Hey, Sarah!! Do you have like a new cybering feature or something?! DETES PLS
I'm sorry, Julia, I'm afraid I don't understand that! Would you mind rephrasing it? Remember you can select the microphone key to activate voice recognition and I can respond to verbal commands!
Oh, so it's THAT kinda update! ;)
I'm sorry, Julia, I'm afraid I don't understand that! Would you mind rephrasing it? Remember you can select the microphone key to activate voice recognition and I can respond to verbal commands!
It seemed like no matter what I typed, I was only getting generic responses from the interface. I felt panicked and grief all at the same time. Where was Sarah? Was she just overwritten by the update?
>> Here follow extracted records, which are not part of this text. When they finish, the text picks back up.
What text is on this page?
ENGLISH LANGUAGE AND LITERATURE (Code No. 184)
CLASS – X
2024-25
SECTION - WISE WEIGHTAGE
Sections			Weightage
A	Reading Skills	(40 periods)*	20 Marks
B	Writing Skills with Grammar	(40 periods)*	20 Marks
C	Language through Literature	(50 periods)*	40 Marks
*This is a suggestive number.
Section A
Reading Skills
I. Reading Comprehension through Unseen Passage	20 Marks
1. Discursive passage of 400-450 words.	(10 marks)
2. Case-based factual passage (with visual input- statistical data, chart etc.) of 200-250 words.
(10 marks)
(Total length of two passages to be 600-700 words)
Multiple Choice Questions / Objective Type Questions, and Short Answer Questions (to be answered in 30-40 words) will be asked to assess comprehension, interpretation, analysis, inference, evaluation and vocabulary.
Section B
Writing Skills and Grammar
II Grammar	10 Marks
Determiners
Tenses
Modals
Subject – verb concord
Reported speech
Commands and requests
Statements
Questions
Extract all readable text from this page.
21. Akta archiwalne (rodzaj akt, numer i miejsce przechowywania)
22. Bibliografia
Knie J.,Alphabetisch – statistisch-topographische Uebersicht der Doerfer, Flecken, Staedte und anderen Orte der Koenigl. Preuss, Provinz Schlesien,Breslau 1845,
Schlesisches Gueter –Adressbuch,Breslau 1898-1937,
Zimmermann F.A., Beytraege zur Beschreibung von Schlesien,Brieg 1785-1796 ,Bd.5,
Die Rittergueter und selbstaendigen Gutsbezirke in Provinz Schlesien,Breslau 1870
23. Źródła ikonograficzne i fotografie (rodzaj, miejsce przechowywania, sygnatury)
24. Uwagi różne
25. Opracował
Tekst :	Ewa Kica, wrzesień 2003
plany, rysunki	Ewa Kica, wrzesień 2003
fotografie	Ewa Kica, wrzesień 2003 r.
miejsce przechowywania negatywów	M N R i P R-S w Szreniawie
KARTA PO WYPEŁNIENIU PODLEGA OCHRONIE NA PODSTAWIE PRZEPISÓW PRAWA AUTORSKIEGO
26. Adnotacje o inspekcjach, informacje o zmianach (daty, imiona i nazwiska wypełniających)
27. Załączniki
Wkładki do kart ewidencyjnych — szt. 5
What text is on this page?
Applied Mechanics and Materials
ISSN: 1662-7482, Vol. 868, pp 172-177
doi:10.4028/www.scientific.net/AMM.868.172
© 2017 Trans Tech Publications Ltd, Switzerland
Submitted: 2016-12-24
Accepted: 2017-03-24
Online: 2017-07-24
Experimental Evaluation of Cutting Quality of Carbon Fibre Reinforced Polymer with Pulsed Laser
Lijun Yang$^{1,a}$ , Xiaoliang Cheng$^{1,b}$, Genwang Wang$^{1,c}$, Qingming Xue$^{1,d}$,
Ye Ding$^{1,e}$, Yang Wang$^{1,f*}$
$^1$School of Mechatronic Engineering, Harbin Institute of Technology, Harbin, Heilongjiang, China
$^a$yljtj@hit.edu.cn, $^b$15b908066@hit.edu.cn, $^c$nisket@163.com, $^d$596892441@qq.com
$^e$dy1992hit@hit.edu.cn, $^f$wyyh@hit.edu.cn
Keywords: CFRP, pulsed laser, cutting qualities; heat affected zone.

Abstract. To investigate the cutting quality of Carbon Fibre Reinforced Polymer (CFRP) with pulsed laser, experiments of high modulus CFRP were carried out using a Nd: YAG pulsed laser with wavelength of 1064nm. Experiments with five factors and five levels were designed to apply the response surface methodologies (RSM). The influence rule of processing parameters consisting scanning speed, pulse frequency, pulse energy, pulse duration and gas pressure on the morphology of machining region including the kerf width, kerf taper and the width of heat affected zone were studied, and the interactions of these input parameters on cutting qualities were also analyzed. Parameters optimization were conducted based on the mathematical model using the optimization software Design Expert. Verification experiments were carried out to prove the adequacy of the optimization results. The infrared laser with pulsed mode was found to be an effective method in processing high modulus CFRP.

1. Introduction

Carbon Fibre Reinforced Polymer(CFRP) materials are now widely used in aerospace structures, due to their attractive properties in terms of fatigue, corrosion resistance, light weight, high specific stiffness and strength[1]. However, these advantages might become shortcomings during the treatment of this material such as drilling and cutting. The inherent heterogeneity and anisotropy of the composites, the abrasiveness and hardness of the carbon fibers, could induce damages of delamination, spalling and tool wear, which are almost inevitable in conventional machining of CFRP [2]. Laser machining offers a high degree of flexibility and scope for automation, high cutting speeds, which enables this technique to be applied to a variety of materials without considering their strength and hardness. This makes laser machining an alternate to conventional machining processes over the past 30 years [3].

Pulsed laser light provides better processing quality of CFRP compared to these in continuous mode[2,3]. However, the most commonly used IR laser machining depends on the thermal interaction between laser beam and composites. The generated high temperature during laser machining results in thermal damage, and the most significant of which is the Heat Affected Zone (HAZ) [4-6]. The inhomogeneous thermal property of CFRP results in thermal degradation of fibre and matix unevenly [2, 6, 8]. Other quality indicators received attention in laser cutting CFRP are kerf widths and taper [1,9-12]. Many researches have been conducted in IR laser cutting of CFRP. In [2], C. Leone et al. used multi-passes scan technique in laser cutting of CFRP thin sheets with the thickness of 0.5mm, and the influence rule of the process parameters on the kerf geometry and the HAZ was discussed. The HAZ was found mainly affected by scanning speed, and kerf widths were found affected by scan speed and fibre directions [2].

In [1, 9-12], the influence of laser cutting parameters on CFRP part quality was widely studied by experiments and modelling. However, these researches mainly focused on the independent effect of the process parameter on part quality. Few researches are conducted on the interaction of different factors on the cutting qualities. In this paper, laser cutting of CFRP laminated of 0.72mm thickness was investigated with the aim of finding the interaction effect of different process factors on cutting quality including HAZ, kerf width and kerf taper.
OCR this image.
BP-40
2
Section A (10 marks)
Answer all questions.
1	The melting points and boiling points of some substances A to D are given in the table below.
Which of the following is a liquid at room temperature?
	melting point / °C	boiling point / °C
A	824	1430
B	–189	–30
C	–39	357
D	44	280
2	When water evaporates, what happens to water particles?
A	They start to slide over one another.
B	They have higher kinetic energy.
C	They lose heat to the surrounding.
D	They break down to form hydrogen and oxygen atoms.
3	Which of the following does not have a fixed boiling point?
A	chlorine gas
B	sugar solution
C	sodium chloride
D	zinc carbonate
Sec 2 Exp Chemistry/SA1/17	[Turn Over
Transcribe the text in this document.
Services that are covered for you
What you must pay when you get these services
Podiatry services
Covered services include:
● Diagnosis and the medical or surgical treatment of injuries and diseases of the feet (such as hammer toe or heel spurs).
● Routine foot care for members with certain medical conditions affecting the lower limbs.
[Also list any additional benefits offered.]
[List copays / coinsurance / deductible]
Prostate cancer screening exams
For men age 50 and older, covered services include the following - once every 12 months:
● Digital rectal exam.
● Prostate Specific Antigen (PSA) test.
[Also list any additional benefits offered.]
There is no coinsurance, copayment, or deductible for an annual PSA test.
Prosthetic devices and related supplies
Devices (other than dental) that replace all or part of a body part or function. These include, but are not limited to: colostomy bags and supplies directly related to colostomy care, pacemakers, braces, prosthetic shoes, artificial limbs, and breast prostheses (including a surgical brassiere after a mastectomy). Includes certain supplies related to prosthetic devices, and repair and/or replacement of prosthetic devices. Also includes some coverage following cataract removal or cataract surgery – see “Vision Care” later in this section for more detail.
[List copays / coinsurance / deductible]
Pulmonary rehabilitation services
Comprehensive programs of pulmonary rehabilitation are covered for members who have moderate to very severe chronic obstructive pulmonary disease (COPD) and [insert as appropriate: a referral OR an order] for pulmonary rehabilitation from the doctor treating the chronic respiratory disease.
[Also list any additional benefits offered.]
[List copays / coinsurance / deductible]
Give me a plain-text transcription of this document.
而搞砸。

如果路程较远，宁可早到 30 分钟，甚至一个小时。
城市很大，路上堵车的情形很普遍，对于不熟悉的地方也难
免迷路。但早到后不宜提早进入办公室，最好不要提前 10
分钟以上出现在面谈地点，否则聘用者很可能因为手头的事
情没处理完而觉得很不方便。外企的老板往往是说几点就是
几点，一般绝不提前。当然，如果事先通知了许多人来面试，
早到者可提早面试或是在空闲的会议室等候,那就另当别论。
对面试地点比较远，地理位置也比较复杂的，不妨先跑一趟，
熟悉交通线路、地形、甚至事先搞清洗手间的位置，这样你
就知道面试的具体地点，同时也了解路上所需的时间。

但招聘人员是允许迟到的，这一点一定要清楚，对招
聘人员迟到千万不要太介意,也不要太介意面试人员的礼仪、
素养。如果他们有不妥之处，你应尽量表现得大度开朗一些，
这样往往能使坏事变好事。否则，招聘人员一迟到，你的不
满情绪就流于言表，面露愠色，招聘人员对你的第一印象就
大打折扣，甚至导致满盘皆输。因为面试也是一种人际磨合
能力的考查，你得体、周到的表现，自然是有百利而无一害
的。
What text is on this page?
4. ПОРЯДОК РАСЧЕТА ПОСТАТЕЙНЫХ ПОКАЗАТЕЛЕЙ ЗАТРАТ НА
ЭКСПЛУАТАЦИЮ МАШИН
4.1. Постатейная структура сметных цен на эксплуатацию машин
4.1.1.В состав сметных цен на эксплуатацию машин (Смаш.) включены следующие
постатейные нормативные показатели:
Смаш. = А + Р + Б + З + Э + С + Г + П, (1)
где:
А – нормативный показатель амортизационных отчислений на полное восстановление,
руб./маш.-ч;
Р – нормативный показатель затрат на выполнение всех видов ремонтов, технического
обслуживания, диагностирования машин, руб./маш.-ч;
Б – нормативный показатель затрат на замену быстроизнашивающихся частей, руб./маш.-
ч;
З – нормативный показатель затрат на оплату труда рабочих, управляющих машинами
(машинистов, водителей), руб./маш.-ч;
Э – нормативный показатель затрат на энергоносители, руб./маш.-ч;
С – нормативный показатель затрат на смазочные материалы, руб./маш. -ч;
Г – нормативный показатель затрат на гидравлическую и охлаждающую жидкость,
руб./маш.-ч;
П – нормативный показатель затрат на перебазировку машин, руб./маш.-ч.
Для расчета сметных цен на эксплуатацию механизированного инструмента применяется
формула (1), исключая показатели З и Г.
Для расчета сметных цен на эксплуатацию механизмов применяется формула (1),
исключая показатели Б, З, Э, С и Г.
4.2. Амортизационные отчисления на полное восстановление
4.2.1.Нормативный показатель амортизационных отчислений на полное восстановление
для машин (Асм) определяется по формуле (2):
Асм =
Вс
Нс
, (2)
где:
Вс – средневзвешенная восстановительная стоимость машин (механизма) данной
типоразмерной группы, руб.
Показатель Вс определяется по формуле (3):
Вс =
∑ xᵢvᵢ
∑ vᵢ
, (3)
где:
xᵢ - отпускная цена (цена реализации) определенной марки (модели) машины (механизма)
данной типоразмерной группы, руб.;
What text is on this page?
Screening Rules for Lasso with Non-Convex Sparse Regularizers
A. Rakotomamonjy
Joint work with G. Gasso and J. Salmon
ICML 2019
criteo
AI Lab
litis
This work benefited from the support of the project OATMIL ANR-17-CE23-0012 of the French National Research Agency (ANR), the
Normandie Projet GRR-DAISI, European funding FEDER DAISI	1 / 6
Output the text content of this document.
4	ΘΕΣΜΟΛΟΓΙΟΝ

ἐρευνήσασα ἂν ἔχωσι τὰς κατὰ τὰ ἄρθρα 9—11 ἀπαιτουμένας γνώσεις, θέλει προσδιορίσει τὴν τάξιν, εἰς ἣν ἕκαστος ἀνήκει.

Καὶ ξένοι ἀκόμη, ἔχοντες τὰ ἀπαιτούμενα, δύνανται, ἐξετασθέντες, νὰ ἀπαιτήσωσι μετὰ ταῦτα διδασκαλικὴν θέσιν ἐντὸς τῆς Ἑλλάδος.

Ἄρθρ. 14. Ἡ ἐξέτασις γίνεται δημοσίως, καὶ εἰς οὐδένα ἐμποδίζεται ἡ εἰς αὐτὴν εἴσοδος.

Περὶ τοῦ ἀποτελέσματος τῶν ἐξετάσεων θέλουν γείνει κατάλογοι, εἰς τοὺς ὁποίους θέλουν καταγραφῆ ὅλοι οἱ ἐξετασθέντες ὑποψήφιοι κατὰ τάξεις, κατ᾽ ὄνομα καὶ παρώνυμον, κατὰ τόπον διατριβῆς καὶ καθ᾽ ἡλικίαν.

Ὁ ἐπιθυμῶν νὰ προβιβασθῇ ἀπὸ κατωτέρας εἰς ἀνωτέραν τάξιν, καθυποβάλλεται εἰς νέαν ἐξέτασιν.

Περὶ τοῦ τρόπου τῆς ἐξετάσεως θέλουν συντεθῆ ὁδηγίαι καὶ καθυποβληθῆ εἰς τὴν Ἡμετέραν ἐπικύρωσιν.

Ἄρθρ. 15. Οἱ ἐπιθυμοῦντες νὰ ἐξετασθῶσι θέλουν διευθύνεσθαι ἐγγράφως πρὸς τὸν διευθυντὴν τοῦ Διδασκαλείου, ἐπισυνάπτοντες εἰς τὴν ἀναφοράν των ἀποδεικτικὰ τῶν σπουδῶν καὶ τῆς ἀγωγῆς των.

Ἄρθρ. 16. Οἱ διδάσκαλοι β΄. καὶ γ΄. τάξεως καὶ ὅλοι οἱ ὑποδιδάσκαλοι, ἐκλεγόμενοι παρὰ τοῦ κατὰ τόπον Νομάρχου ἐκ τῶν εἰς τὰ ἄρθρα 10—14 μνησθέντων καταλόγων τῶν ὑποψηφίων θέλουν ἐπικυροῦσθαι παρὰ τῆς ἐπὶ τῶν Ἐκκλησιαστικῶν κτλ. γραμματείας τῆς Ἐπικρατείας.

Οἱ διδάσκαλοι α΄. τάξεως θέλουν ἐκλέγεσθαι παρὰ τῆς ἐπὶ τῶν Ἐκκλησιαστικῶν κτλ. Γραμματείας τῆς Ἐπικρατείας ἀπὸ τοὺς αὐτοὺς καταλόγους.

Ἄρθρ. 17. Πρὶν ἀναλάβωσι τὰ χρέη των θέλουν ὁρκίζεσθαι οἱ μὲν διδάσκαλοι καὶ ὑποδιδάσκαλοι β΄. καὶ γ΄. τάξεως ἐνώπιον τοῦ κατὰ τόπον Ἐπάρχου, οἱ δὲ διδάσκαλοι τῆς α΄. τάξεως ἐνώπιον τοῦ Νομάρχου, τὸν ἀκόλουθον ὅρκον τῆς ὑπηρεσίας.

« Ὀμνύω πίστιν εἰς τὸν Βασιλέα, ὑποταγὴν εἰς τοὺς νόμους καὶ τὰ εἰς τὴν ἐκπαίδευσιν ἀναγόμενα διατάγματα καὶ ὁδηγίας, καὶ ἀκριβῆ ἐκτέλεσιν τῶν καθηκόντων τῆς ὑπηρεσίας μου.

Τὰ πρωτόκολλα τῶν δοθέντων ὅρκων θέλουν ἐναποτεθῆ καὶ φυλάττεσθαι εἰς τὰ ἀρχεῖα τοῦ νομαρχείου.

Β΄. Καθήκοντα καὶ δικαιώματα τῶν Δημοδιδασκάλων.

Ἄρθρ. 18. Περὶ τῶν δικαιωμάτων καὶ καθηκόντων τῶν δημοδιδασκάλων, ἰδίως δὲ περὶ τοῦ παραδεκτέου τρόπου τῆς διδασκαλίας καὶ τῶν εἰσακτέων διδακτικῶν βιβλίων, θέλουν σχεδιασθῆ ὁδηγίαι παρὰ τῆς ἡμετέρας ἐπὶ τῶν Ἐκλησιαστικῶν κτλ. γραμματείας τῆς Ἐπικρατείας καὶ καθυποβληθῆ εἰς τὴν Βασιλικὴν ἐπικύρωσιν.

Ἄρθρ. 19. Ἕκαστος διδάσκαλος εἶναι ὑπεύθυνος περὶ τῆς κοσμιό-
Could I get her back? If I uninstalled the program, would she be gone forever? It had been a matter of hours since I'd contacted Sarah's real life mother. God, what would I tell her? Hey, sorry, I had your daughter in my phone but I patched over her so now she's gone forever, that's my bad ma'am!
When I got home, I dropped my phone on the bed and stared at it. The black screen looked so unassuming, but it felt like a tiny sepulcher lying on my blanket. I was hardly a phone expert, but even if I was, this didn't seem like the sort of situation there was a protocol for. Recovering your friend from the abyss of data retrieval? Who could even do that sort of thing? Was she really just in the code somehow?
I heard a voice from my computer suddenly, but it was a man's voice. “He killed me, Mal.”
The video clip paused and I realized I was seeing a scene from Firefly. Then, my word processor opened up with the words: Wtf happened? D:
I've never felt so much like kissing a computer screen in my life.